Still, Barth said, the governor’s priorities are misplaced in his budget proposal.
He questioned why roughly $100 million has been allocated for Rendell’s Classrooms for the Future initiative, which seeks to update high school classrooms with modern technology, while a basic service is neglected.
“It comes down to priorities,” he said. “You gotta pay your bills first.”
State Sen. Pat Vance, R-31, agreed. Vance attended an appropriations committee meeting Thursday that discussed the DPW budget.
She said the governor is misappropriating money with his rebate program, which she said unfairly gives money back to those who didn’t pay taxes in the first place.
The money used for the rebates would cover a funding increase for the nursing homes.
“I think the thing that troubles me is that the governor comes up with so many programs,” she said.
Vance added, however, that reductions in federal funding, not just state funding, are also to blame for the department’s budget crunch.
Rendell spokesman Chuck Ardo said the economy and children’s futures are worthy investments.
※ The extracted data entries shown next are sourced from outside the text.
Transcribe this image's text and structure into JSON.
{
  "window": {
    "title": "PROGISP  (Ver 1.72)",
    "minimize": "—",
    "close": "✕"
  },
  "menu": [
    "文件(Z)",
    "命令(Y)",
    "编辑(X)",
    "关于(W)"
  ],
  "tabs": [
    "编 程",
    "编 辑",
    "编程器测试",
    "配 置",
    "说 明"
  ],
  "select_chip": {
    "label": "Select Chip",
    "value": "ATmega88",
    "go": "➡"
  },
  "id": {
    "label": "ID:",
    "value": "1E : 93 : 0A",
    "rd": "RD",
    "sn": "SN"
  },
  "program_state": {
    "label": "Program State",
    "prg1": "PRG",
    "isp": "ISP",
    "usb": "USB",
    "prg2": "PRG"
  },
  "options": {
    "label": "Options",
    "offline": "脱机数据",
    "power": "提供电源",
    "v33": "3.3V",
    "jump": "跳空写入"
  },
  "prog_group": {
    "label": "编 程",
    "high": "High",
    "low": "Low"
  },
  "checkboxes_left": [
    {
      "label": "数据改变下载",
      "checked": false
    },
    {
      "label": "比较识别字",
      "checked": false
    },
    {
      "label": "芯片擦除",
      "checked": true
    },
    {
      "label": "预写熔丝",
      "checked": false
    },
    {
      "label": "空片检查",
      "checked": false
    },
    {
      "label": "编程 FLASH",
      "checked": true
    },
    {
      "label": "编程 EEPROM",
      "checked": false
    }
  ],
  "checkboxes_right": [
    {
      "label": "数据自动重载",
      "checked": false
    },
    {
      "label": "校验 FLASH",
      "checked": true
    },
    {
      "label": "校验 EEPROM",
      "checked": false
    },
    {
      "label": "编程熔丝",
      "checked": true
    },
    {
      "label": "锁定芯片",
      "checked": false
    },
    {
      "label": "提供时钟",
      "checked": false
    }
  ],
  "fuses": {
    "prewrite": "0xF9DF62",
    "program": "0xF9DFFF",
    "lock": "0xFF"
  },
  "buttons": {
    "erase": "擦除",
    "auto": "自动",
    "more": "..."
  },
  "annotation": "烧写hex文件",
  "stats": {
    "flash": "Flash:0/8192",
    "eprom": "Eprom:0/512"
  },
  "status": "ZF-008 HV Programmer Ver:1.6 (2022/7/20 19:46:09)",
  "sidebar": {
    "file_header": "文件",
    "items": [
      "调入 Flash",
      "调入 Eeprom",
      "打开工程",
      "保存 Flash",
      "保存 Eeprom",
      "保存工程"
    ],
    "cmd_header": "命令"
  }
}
“Governing is often a matter of making hard choices that leave some people unhappy because we have limited resource,” Ardo said.
Vance said she’s going to try to change Rendell’s mind.
“Can his mind be changed?” she said. “Hopefully — I’m not good at predicting that.”
Ritchie said he’d like to see not only an increase, but back pay to make up for the past several years. The Church of God Home needs it, he said.
The number of people who use nursing homes will increase as the state’s population ages, he said, and those patients are demanding more and more services.
And unfortunately, Ritchie said, many people don’t plan earlier in life to pay for the costs.
“The number of people with long-term insurance,” Ritchie said, “almost doesn’t register on the Richter Scale.”